A festival of Czech films called the "New Bohemians" started in London on Thursday. After the capital of the United Kingdom the festival will travel to eight other cities. The festival opened with the film "Pupendo" directed by Jan Hrebejk and will show 11 feature films whose common theme is the life of today's Czechs and a humorous attitude to relationships. The festival will last in London until November 23 before moving to Bradford, Brighton, Bristol, Edinburgh, Glasgow, Manchester, Nottingham and Stoke on Trent.
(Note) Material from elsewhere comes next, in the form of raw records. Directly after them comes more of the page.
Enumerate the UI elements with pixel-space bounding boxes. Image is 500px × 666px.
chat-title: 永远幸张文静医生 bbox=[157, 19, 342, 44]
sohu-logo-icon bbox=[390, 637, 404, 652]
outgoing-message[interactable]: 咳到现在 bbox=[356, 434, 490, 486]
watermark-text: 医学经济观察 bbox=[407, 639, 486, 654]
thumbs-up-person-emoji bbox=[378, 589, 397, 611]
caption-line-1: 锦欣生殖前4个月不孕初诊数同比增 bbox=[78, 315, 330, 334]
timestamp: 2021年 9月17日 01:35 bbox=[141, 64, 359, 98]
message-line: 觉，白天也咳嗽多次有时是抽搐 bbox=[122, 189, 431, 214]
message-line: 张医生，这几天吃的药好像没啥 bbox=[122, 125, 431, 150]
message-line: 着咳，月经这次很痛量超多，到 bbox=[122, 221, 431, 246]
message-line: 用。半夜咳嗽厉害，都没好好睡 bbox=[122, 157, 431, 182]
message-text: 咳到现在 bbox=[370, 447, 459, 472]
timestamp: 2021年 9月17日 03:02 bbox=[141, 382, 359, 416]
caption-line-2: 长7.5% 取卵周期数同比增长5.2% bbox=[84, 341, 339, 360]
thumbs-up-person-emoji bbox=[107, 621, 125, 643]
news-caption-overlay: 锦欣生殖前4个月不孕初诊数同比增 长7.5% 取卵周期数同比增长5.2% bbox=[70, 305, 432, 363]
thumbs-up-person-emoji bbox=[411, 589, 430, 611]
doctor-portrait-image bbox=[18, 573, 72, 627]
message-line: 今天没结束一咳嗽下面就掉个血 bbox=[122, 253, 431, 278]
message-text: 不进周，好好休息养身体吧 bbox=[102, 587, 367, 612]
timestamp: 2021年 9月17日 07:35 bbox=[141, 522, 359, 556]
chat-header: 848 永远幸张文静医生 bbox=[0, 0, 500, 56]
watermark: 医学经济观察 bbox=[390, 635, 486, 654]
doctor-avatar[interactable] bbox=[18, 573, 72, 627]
The Jindrich Chalupecky Society granted its annual prize, the Jindrich Chalupecky Award to 30-year-old painter and video artist Michal Pechoucek on Thursday at the Futura Gallery in Prague. The prize named after the Czech art critic Jindrich Chalupecky is meant to encourage and help young artists. The runners up were Kristof Kintera, Jan Mancuska, Jan Serych, and Michaela Thelenova. The award was handed to Michal Pechoucek by former Czech president Vaclav Havel who together with artists Theodor Pistek and Jiri Kolar founded it in 1990. Together with the award the winner gets a six-week stay in New York and 50,000 crowns as a support of his further artistic development. The Jindich Chalupecky Society together with the Culture Ministry also provides the winner with funds for a new project or publishing a catalogue.
The Czech Republic will sponsor the maintenance and operation of the Museum of Jan Amos Komensky in the Dutch town of Naarden. Jan Amos Komensky, also known as Comenius, was a great 17th-century Czech thinker, philosopher, writer and pioneer of education. After the defeat of the Protestant nobility at the Battle of White Mountain in 1620, Komensky, like many other non-Catholics, was forced to leave the Czech lands. He died in exile in 1670. Prime Minister Vladimir Spidla on Thursday asked Culture Minister Pavel Dostal to start negotiations with Naarden representatives regarding preservation of the Komensky Museum and mausoleum. The museum was facing closure as the Naarden town hall could no longer afford its operation costs. The Czech Republic is expecting to pay 80.000 euro annually for the upkeep and operation of the museum of its great native.